Попутный ветер был настолько устойчивым, что пятьдесят дней не вводили в работу машину.
Затем пришлось пережить шторм и в Индийском океане. Когда тот достиг максимальной силы, огромная волна вкатилась на палубу и унесла вельбот, переломив железные шлюп балки. Но, к счастью, обошлось без жертв.
– Никак местный Нептун взял свою добычу и успокоился! – комментировали происшедшее матросы.
– Никола-угодник сжалился над нами, сердешными! – на свой лад констатировал окончание шторма мичмана.
Всему плохому когда-то приходит конец. Стих и шторм. Попали еще в шквал с дождем, но это уже сущие мелочи.
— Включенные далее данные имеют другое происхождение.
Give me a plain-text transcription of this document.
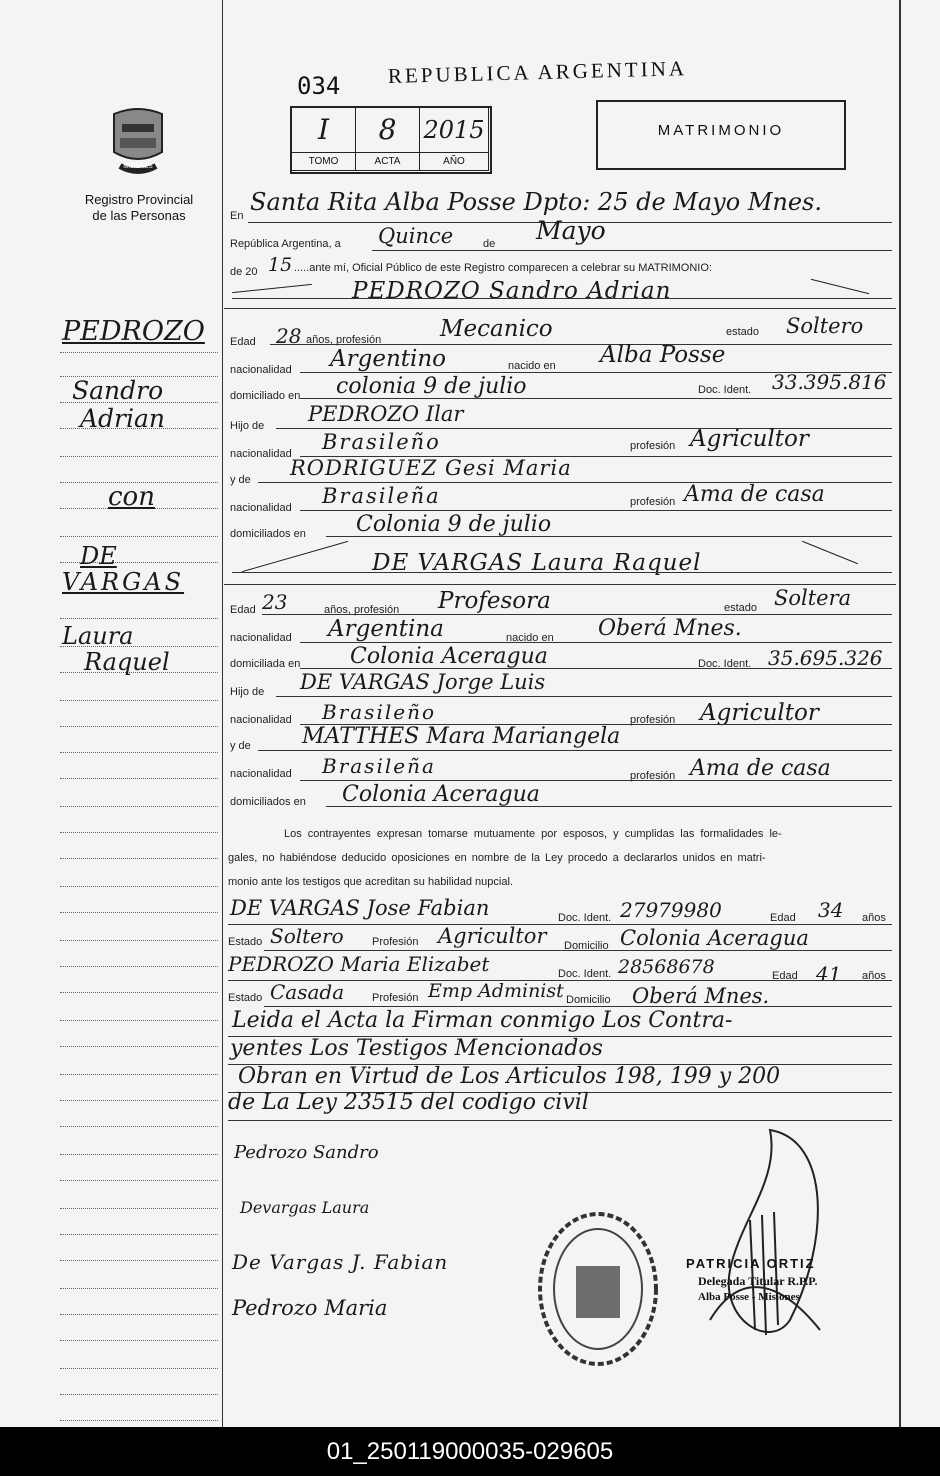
MISIONES
Registro Provincial
de las Personas
PEDROZO
Sandro
Adrian
con
DE
VARGAS
Laura
Raquel
034 REPUBLICA ARGENTINA
I	8	2015
TOMO	ACTA	AÑO
MATRIMONIO
En Santa Rita Alba Posse Dpto: 25 de Mayo Mnes.
República Argentina, a Quince	de Mayo
de 20 15 .....ante mí, Oficial Público de este Registro comparecen a celebrar su MATRIMONIO:
PEDROZO Sandro Adrian
Edad 28 años, profesión	Mecanico	estado Soltero
nacionalidad Argentino	nacido en Alba Posse
domiciliado en colonia 9 de julio	Doc. Ident. 33.395.816
Hijo de PEDROZO Ilar
nacionalidad Brasileño	profesión Agricultor
y de RODRIGUEZ Gesi Maria
nacionalidad Brasileña	profesión Ama de casa
domiciliados en Colonia 9 de julio
DE VARGAS Laura Raquel
Edad 23	años, profesión Profesora	estado Soltera
nacionalidad Argentina	nacido en Oberá Mnes.
domiciliada en Colonia Aceragua	Doc. Ident. 35.695.326
Hijo de DE VARGAS Jorge Luis
nacionalidad Brasileño	profesión Agricultor
y de MATTHES Mara Mariangela
nacionalidad Brasileña	profesión Ama de casa
domiciliados en Colonia Aceragua
Los contrayentes expresan tomarse mutuamente por esposos, y cumplidas las formalidades le-
gales, no habiéndose deducido oposiciones en nombre de la Ley procedo a declararlos unidos en matri-
monio ante los testigos que acreditan su habilidad nupcial.
DE VARGAS Jose Fabian	Doc. Ident. 27979980	Edad 34 años
Estado Soltero	Profesión Agricultor Domicilio Colonia Aceragua
PEDROZO Maria Elizabet	Doc. Ident. 28568678	Edad 41 años
Estado Casada	Profesión Emp Administ Domicilio Oberá Mnes.
Leida el Acta la Firman conmigo Los Contra-
yentes Los Testigos Mencionados
Obran en Virtud de Los Articulos 198, 199 y 200
de La Ley 23515 del codigo civil
Pedrozo Sandro
Devargas Laura
De Vargas J. Fabian
Pedrozo Maria
PATRICIA ORTIZ
Delegada Titular R.P.P.
Alba Posse - Misiones
01_250119000035-029605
Потом опять настало время маловетрия.
– Вот так и живем: то густо, то пусто! – шутили на «Посаднике».
В один из дней штурман подпоручик Чуркин доложился командиру:
– Пересекаем тропик Козерога. Долгота 102°!
– Теперь пора ворочать на норд-ост! – выслушав, кивнул Бирилев. – Попытаемся поймать местный пассат.
Расчет оказался верным, вскоре снова поймали хороший ветер и помчались дальше.
Но вот впереди и огни Сингапура. Когда положили якоря на Сингапурском рейде, разглядели вдали фрегат «Светлана».
Радости-то было! Как приятно на другом конце земли вдруг увидеть свое судно, где много твоих товарищей и земляков. Бирилев съездил на «Светлану», переговорил с ее командиром капитан-лейтенантом Дрешером, после чего фрегат взял для экономии угля «Посадник» на буксир.
10 июня подошли к острову Гутслаф и увидели на якоре клипер «Наездник».
Спустя неделю «Посадник» прибыл на внутренний рейд Нагасаки. Полукругосветное плавание было завершено блестяще. Теперь корвет вошел в состав эскадры Китайского моря под началом капитана 1-го ранга Лихачева, сослуживца Бирилева по севастопольским бастионам.
Сразу же по прибытии в Нагасаки на Бирилева возложили наблюдение за больными матросами, которых доставляли в Нагасаки со всей эскадры Китайского моря.
– Пехотинцем и пластуном я уже побывал, теперь придется побывать и доктором! – почесал затылок капитан лейтенант.
Одновременно, не тратя времени попусту, на «Посаднике» занялись починкой котлов, но продвигалось это дело медленно, потому что японские заклепщики еще только учились. Пришлось нашим матросам самим брать в руки молотки и показывать, что и как надобно делать. В Нагасаки «Посадник» поступил в распоряжение Лихачева. Начиналась новая глава в жизни Николая Бирилева.